Let that sink in if you don’t realize the importance. When the government (at least part of it) attempted to keep something off the airwaves, a cable network picked up a live feed from inside the event and began broadcasting it.
This is big. Not just because the government is involved, but because C-SPAN has just shown the true power of social media and mobile devices.You can broadcast your experiences and thoughts to any who’s willing to listen. Yes, we’ve had social media, blogs and so on for a while, but we’re talking video. No longer is what you’re seeing and hearing delayed or filtered through the user, it’s the live video as it happens without the needs of major distribution. And mainstream media is finally paying attentions.
The structure and business of the media world has already been changing quietly because of social media. It puts a lot of power in the hands of consumers and that scares executives. It disrupts financial and power structures that have existed for decades. You can say what you will about social media, the internet, people being glued to their phones and so on, but a big change is coming because of it. When it comes to media, what we consume and how we consume it will look completely different in the next 5-10 years (being generous).
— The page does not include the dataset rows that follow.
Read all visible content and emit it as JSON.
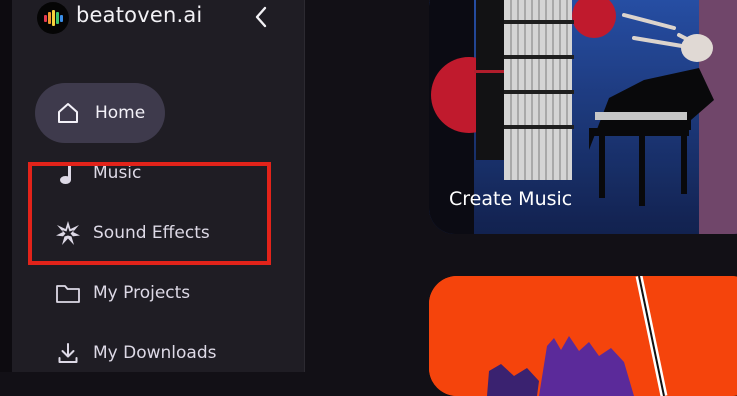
{
  "brand": {
    "name": "beatoven.ai"
  },
  "sidebar": {
    "items": [
      {
        "label": "Home",
        "icon": "home-icon",
        "active": true
      },
      {
        "label": "Music",
        "icon": "music-note-icon"
      },
      {
        "label": "Sound Effects",
        "icon": "burst-icon"
      },
      {
        "label": "My Projects",
        "icon": "folder-icon"
      },
      {
        "label": "My Downloads",
        "icon": "download-icon"
      }
    ]
  },
  "cards": [
    {
      "title": "Create Music"
    },
    {
      "title": ""
    }
  ],
  "colors": {
    "sidebar_bg": "#1f1d24",
    "active_pill": "#3e3a4c",
    "highlight": "#e2231a",
    "page_bg": "#121016"
  }
}
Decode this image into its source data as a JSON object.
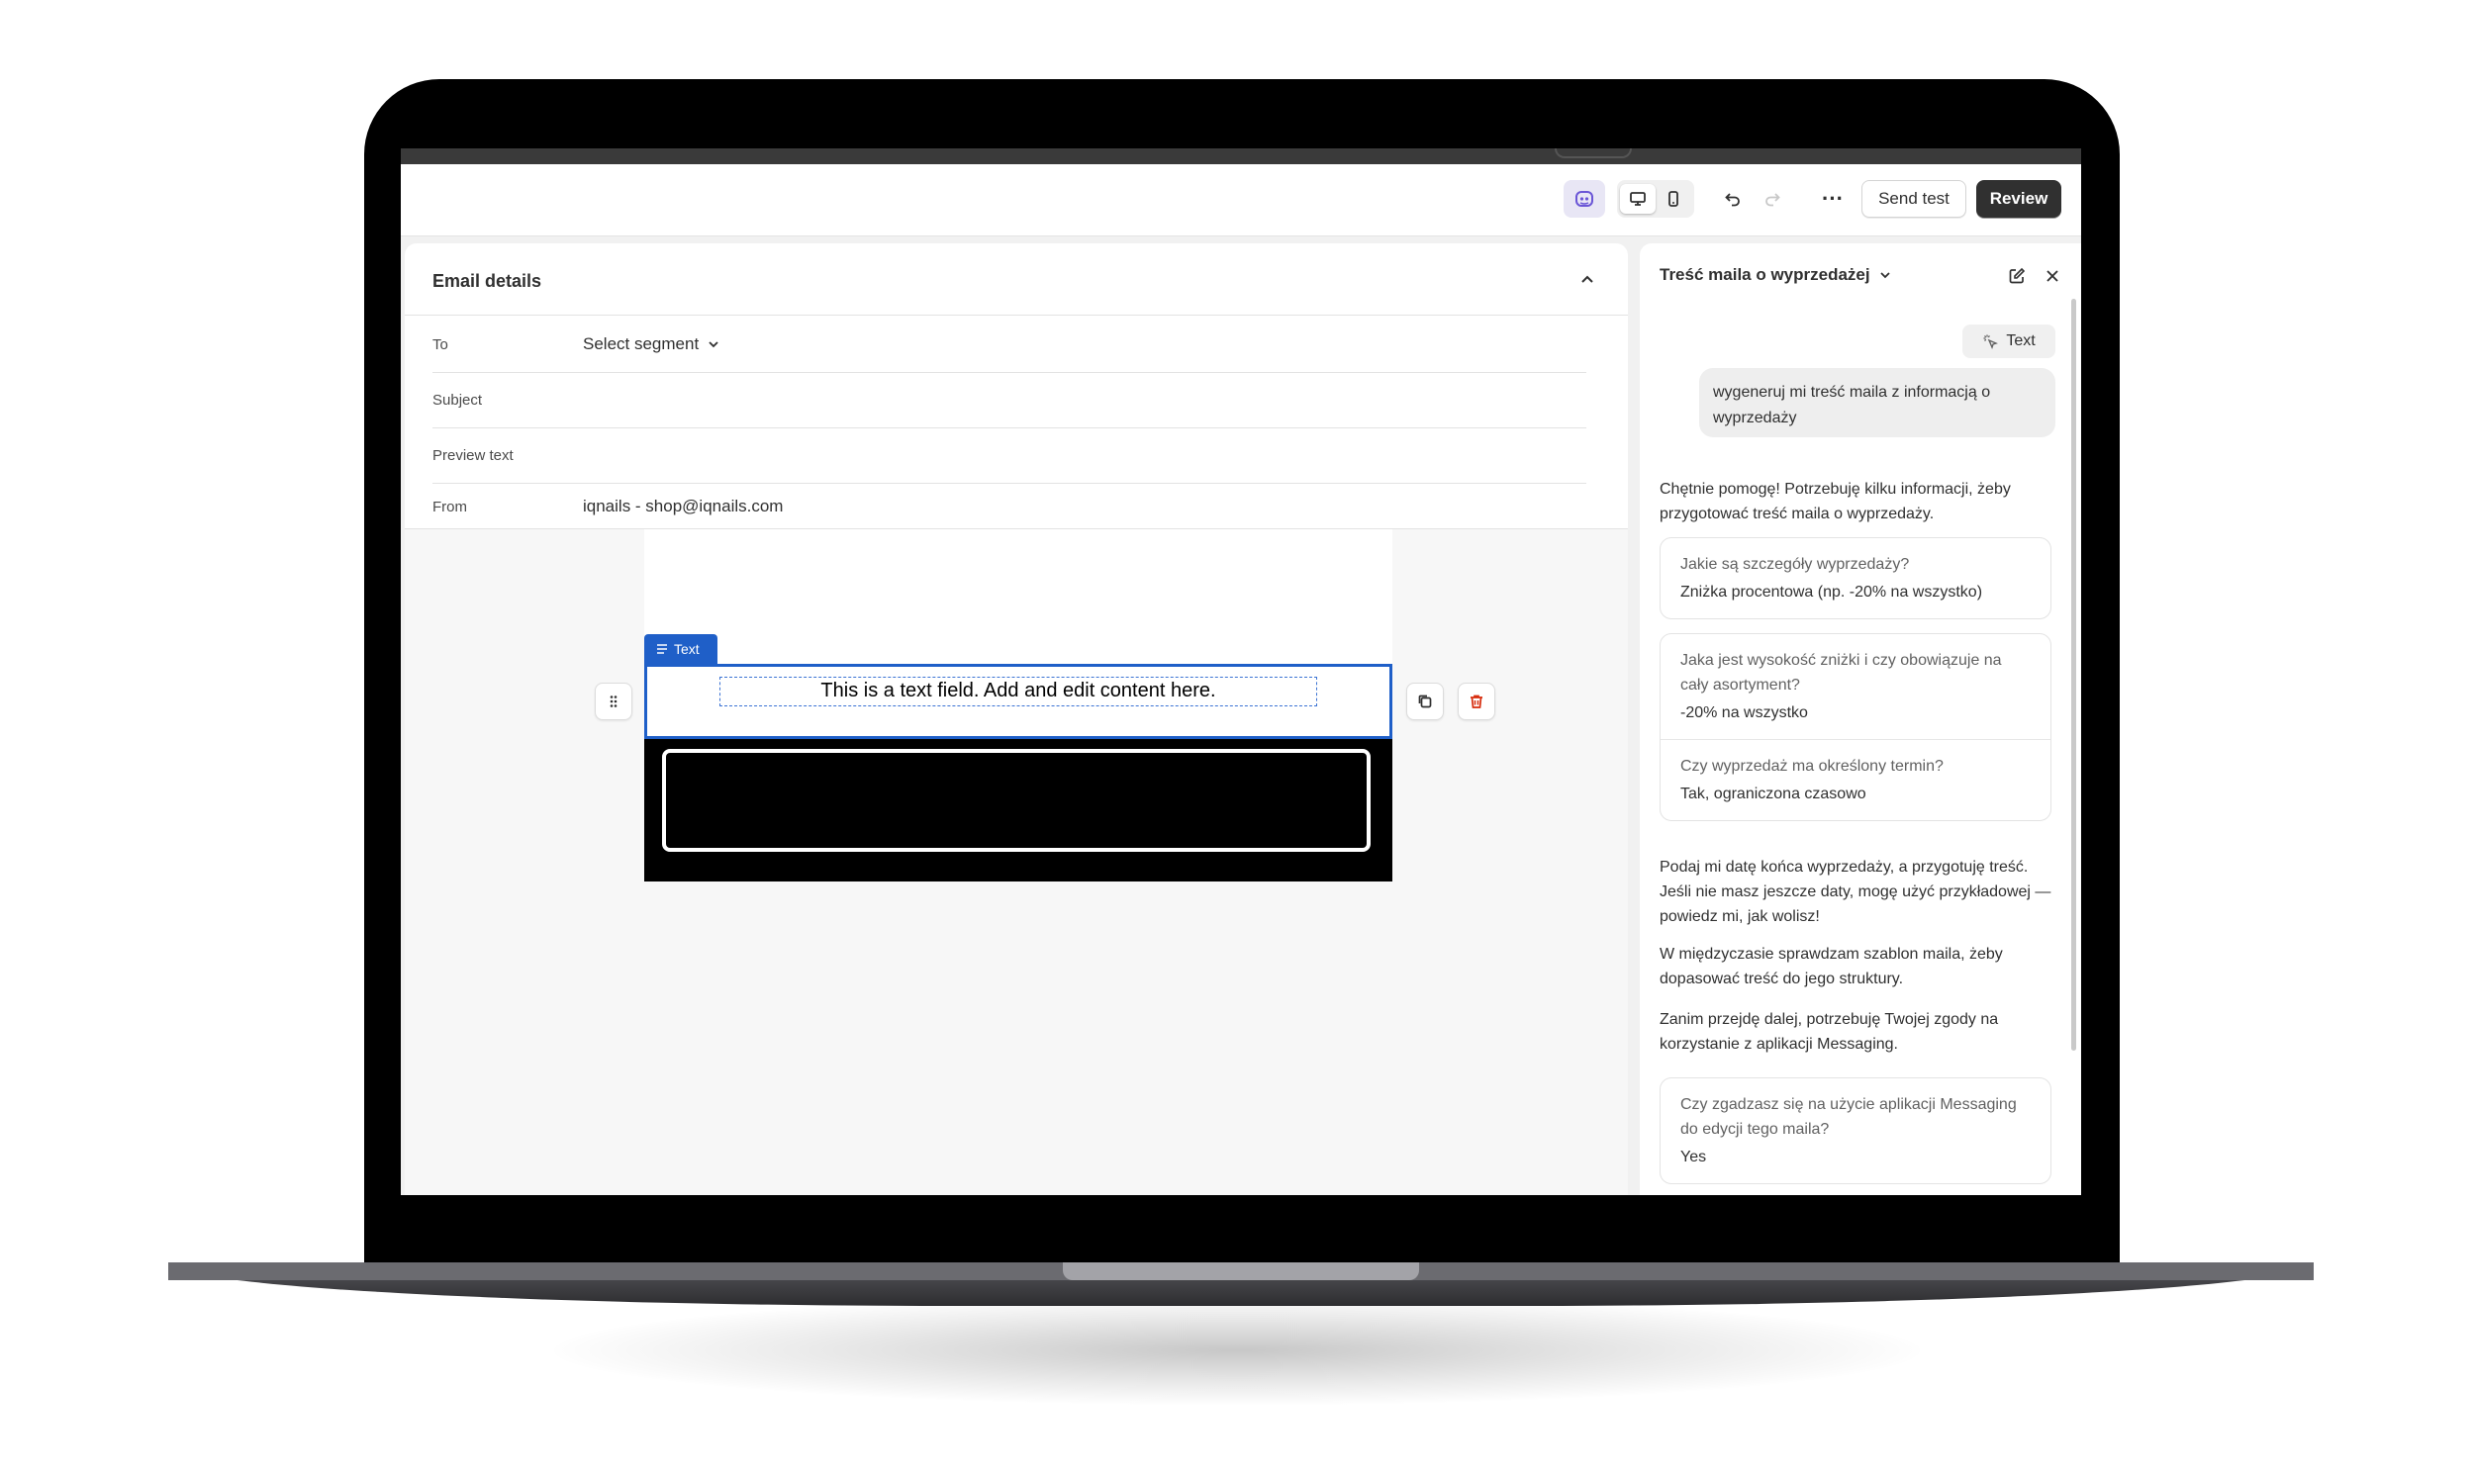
{
  "toolbar": {
    "send_test_label": "Send test",
    "review_label": "Review",
    "ai_icon": "sparkle-face-icon",
    "desktop_icon": "desktop-icon",
    "mobile_icon": "mobile-icon",
    "more_label": "···"
  },
  "email_details": {
    "title": "Email details",
    "fields": [
      {
        "label": "To",
        "value": "Select segment"
      },
      {
        "label": "Subject",
        "value": ""
      },
      {
        "label": "Preview text",
        "value": ""
      },
      {
        "label": "From",
        "value": "iqnails - shop@iqnails.com"
      }
    ]
  },
  "editor": {
    "block_tag": "Text",
    "text_field": "This is a text field. Add and edit content here."
  },
  "assistant": {
    "title": "Treść maila o wyprzedażej",
    "chip_label": "Text",
    "user_message": "wygeneruj mi treść maila z informacją o wyprzedaży",
    "reply_1": "Chętnie pomogę! Potrzebuję kilku informacji, żeby przygotować treść maila o wyprzedaży.",
    "qa_1": [
      {
        "q": "Jakie są szczegóły wyprzedaży?",
        "a": "Zniżka procentowa (np. -20% na wszystko)"
      }
    ],
    "qa_2": [
      {
        "q": "Jaka jest wysokość zniżki i czy obowiązuje na cały asortyment?",
        "a": "-20% na wszystko"
      },
      {
        "q": "Czy wyprzedaż ma określony termin?",
        "a": "Tak, ograniczona czasowo"
      }
    ],
    "reply_2": "Podaj mi datę końca wyprzedaży, a przygotuję treść. Jeśli nie masz jeszcze daty, mogę użyć przykładowej — powiedz mi, jak wolisz!",
    "reply_3": "W międzyczasie sprawdzam szablon maila, żeby dopasować treść do jego struktury.",
    "reply_4": "Zanim przejdę dalej, potrzebuję Twojej zgody na korzystanie z aplikacji Messaging.",
    "qa_3": [
      {
        "q": "Czy zgadzasz się na użycie aplikacji Messaging do edycji tego maila?",
        "a": "Yes"
      }
    ]
  },
  "colors": {
    "accent_blue": "#1f5fc8",
    "primary_button": "#303030",
    "delete_red": "#d72c0d"
  }
}
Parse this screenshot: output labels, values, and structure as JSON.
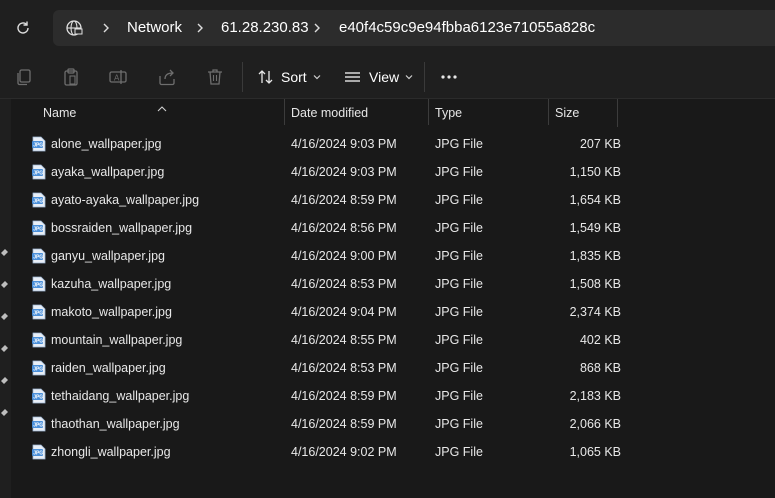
{
  "address": {
    "crumbs": [
      "Network",
      "61.28.230.83",
      "e40f4c59c9e94fbba6123e71055a828c"
    ]
  },
  "toolbar": {
    "sort_label": "Sort",
    "view_label": "View",
    "more_label": "•••"
  },
  "columns": {
    "name": "Name",
    "date": "Date modified",
    "type": "Type",
    "size": "Size"
  },
  "files": [
    {
      "name": "alone_wallpaper.jpg",
      "date": "4/16/2024 9:03 PM",
      "type": "JPG File",
      "size": "207 KB"
    },
    {
      "name": "ayaka_wallpaper.jpg",
      "date": "4/16/2024 9:03 PM",
      "type": "JPG File",
      "size": "1,150 KB"
    },
    {
      "name": "ayato-ayaka_wallpaper.jpg",
      "date": "4/16/2024 8:59 PM",
      "type": "JPG File",
      "size": "1,654 KB"
    },
    {
      "name": "bossraiden_wallpaper.jpg",
      "date": "4/16/2024 8:56 PM",
      "type": "JPG File",
      "size": "1,549 KB"
    },
    {
      "name": "ganyu_wallpaper.jpg",
      "date": "4/16/2024 9:00 PM",
      "type": "JPG File",
      "size": "1,835 KB"
    },
    {
      "name": "kazuha_wallpaper.jpg",
      "date": "4/16/2024 8:53 PM",
      "type": "JPG File",
      "size": "1,508 KB"
    },
    {
      "name": "makoto_wallpaper.jpg",
      "date": "4/16/2024 9:04 PM",
      "type": "JPG File",
      "size": "2,374 KB"
    },
    {
      "name": "mountain_wallpaper.jpg",
      "date": "4/16/2024 8:55 PM",
      "type": "JPG File",
      "size": "402 KB"
    },
    {
      "name": "raiden_wallpaper.jpg",
      "date": "4/16/2024 8:53 PM",
      "type": "JPG File",
      "size": "868 KB"
    },
    {
      "name": "tethaidang_wallpaper.jpg",
      "date": "4/16/2024 8:59 PM",
      "type": "JPG File",
      "size": "2,183 KB"
    },
    {
      "name": "thaothan_wallpaper.jpg",
      "date": "4/16/2024 8:59 PM",
      "type": "JPG File",
      "size": "2,066 KB"
    },
    {
      "name": "zhongli_wallpaper.jpg",
      "date": "4/16/2024 9:02 PM",
      "type": "JPG File",
      "size": "1,065 KB"
    }
  ],
  "icons": {
    "file": "jpg-file-icon",
    "toolbar": [
      "copy-icon",
      "paste-icon",
      "rename-icon",
      "share-icon",
      "delete-icon",
      "sort-icon",
      "view-icon",
      "more-icon"
    ]
  },
  "colors": {
    "background": "#191919",
    "bar": "#1f1f1f",
    "address": "#2c2c2c",
    "file_icon_blue": "#4a8fd9"
  }
}
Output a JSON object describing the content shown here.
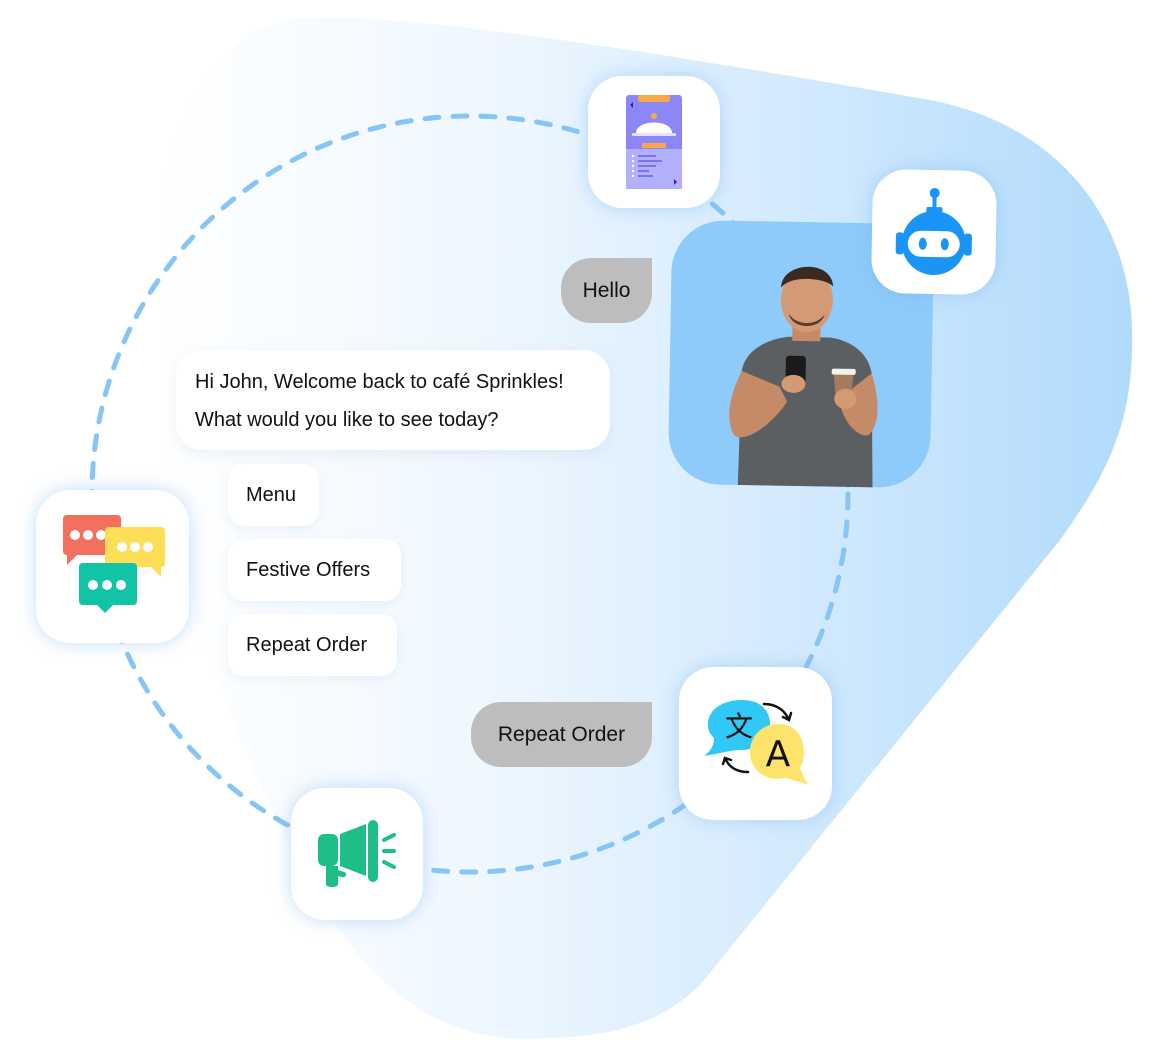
{
  "colors": {
    "blob_light": "#f7fbff",
    "blob_dark": "#b3dcfc",
    "dashed_circle": "#86c5f6",
    "photo_bg": "#8ecbfb",
    "user_bubble": "#bdbdbd",
    "robot_blue": "#1a95f5",
    "megaphone_green": "#1dbf86",
    "chat_red": "#f2705d",
    "chat_yellow": "#fedd57",
    "chat_teal": "#13c3a5",
    "translate_cyan": "#32c8f5",
    "translate_yellow": "#fde36b",
    "menu_phone_purple": "#8c87f9",
    "menu_phone_orange": "#f8a847"
  },
  "icons": {
    "menu_app": "menu-app-icon",
    "robot": "robot-icon",
    "chat_bubbles": "chat-bubbles-icon",
    "megaphone": "megaphone-icon",
    "translate": "translate-icon",
    "person_photo": "person-with-phone-and-coffee"
  },
  "conversation": {
    "user_greeting": "Hello",
    "bot_message_line1": "Hi John, Welcome back to café Sprinkles!",
    "bot_message_line2": "What would you like to see today?",
    "quick_replies": [
      {
        "label": "Menu"
      },
      {
        "label": "Festive Offers"
      },
      {
        "label": "Repeat Order"
      }
    ],
    "user_reply": "Repeat Order"
  },
  "translate_icon_glyphs": {
    "source": "文",
    "target": "A"
  }
}
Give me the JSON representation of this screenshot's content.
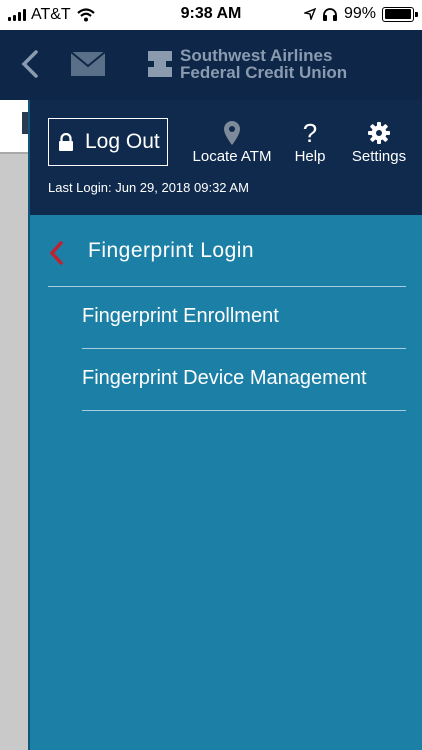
{
  "status_bar": {
    "carrier": "AT&T",
    "time": "9:38 AM",
    "battery": "99%",
    "battery_level": 0.99
  },
  "header": {
    "logo_line1": "Southwest Airlines",
    "logo_line2": "Federal Credit Union"
  },
  "menu": {
    "logout_label": "Log Out",
    "locate_atm_label": "Locate ATM",
    "help_label": "Help",
    "help_glyph": "?",
    "settings_label": "Settings",
    "last_login": "Last Login: Jun 29, 2018 09:32 AM",
    "section_title": "Fingerprint Login",
    "items": [
      {
        "label": "Fingerprint Enrollment"
      },
      {
        "label": "Fingerprint Device Management"
      }
    ]
  },
  "colors": {
    "header_bg": "#0e2749",
    "menu_top_bg": "#0f2a4d",
    "menu_bg": "#1c7fa6",
    "accent_chevron": "#c0212f"
  },
  "icons": {
    "back": "chevron-left-icon",
    "mail": "mail-icon",
    "lock": "lock-icon",
    "location": "location-pin-icon",
    "settings": "gear-icon"
  }
}
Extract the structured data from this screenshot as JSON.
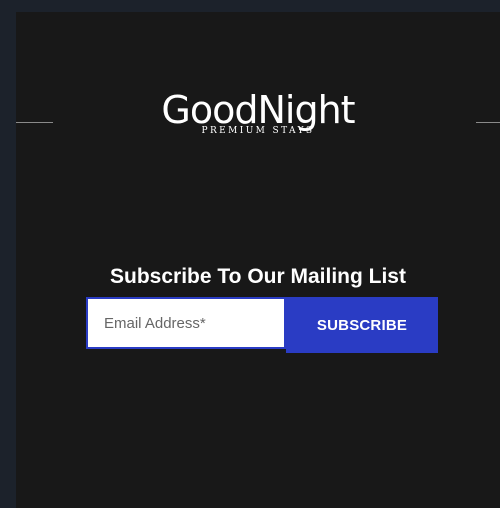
{
  "brand": {
    "name": "GoodNight",
    "tagline": "PREMIUM STAYS"
  },
  "newsletter": {
    "heading": "Subscribe To Our Mailing List",
    "email_placeholder": "Email Address*",
    "email_value": "",
    "button_label": "SUBSCRIBE"
  },
  "colors": {
    "background": "#181818",
    "outer_background": "#1c222b",
    "accent": "#2a3cc4",
    "text": "#ffffff"
  }
}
Think of it this way, we’re all walking around with the technology to transmit live broadcast from anywhere and receive them from anywhere as well. This will take the notion of hyperlocal broadcasting to a whole new level. Joe down the street can do a daily broadcast with officials in the community at his produce stand. And his Facebook followers will be able to ask questions in real time to get answers. No TV studio, no fitting in between programming, no worrying about paying for airtime. Now everyone with a phone is not a trained reporter or journalist and their sources for information may be sketchy at best…but who’s going to fault them? And it’s not like we don’t turn on cable news now to see wall to wall coverage of an event only to find out what they reported at 9am was wrong and at noon they have it right.
Mainstream media will have to adapt and find ways to incorporate live streaming or it will fall behind. We can now experience the world in real-time from real people. As a recent article by Tech Crunch noted – This is the end of the Information Age and the birth of the Experience Age.